Another interesting option could be using a GPU if available. Starting from a white picture and drawing in black the exterior of each annulus will leave at the end the intersection area in white.

For example with Python/Qt the code for doing this computation is simply:

img = QImage(res, res, QImage.Format_RGB32)
dc = QPainter(img)
dc.fillRect(0, 0, res, res, QBrush(QColor(255, 255, 255)))
dc.setPen(Qt.NoPen)
dc.setBrush(QBrush(QColor(0, 0, 0)))
for x, y, r0, r1 in data:
    xa1 = (x - r1 - x0) * res / (x1 - x0)
    xb1 = (x + r1 - x0) * res / (x1 - x0)
    ya1 = (y - r1 - y0) * res / (y1 - y0)
    yb1 = (y + r1 - y0) * res / (y1 - y0)
    xa0 = (x - r0 - x0) * res / (x1 - x0)
    xb0 = (x + r0 - x0) * res / (x1 - x0)
    ya0 = (y - r0 - y0) * res / (y1 - y0)
    yb0 = (y + r0 - y0) * res / (y1 - y0)
    p = QPainterPath()
    p.addEllipse(QRectF(xa0, ya0, xb0-xa0, yb0-ya0))
    p.addEllipse(QRectF(xa1, ya1, xb1-xa1, yb1-ya1))
    p.addRect(QRectF(0, 0, res, res))
    dc.drawPath(p)

and the computation part for an 800x800 resolution image takes about 8ms (and I'm not sure it's hardware accelerated).

If only the barycenter of the intersection is to be computed then there is no memory allocation at all.
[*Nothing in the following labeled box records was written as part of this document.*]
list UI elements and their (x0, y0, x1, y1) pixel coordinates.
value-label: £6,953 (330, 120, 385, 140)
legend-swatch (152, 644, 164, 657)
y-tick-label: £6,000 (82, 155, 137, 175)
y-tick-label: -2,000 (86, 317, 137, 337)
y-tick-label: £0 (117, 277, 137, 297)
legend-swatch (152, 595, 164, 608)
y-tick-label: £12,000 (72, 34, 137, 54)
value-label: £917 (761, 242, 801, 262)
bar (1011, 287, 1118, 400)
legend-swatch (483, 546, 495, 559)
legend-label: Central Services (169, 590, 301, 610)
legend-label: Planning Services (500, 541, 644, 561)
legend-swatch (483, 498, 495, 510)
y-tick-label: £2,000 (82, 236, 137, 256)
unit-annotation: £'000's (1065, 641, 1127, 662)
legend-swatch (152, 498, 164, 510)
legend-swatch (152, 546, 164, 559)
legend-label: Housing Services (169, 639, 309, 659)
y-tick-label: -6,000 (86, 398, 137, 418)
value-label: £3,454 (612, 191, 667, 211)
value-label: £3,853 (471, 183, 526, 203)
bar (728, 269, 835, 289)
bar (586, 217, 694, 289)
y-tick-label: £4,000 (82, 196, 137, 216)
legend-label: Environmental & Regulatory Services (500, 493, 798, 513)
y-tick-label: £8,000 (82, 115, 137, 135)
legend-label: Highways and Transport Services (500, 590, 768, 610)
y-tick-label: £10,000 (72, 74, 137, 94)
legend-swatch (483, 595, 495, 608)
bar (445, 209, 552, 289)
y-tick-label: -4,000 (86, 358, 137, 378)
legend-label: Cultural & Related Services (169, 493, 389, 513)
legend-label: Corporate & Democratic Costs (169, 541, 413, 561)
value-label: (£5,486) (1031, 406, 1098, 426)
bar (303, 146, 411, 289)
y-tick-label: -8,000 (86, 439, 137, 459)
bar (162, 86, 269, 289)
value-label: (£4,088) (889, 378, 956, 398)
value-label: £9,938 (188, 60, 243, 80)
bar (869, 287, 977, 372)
For example a "brute-force" approach is just a few lines of C

typedef struct TReading {
    double x, y, r0, r1;
} Reading;

int hit(double xx, double yy,
        Reading *readings, int num_readings)
{
    while (num_readings--)
    {
        double dx = xx - readings->x;
        double dy = yy - readings->y;
        double d2 = dx*dx + dy*dy;
        if (d2 < readings->r0 * readings->r0) return 0;
        if (d2 > readings->r1 * readings->r1) return 0;
        readings++;
    }
    return 1;
}

int computeLocation(Reading *readings, int num_readings,
                    int resolution,
                    double *result_x, double *result_y)
{
    // Compute bounding box of interesting zone
    double x0 = -1E20, y0 = -1E20, x1 = 1E20, y1 = 1E20;
    for (int i=0; i<num_readings; i++)
    {
        if (readings[i].x - readings[i].r1 > x0)
          x0 = readings[i].x - readings[i].r1;
        if (readings[i].y - readings[i].r1 > y0)
          y0 = readings[i].y - readings[i].r1;
        if (readings[i].x + readings[i].r1 < x1)
          x1 = readings[i].x + readings[i].r1;
        if (readings[i].y + readings[i].r1 < y1)
          y1 = readings[i].y + readings[i].r1;
    }

    // Scan processing
    double ax = 0, ay = 0;
    int total = 0;
    for (int i=0; i<=resolution; i++)
    {
        double yy = y0 + i * (y1 - y0) / resolution;
        for (int j=0; j<=resolution; j++)
        {
            double xx = x0 + j * (x1 - x0) / resolution;
            if (hit(xx, yy, readings, num_readings))
            {
                ax += xx; ay += yy; total += 1;
            }
        }
    }
    if (total)
    {
        *result_x = ax / total;
        *result_y = ay / total;
    }
    return total;
}

And on my PC can compute the barycenter with resolution = 100 in 0.08 ms (x=1.50000, y=1.383250) or with resolution = 400 in 1.3ms (x=1.500000, y=1.383308). Of course a double-step speedup could be implemented even for the barycenter-only version.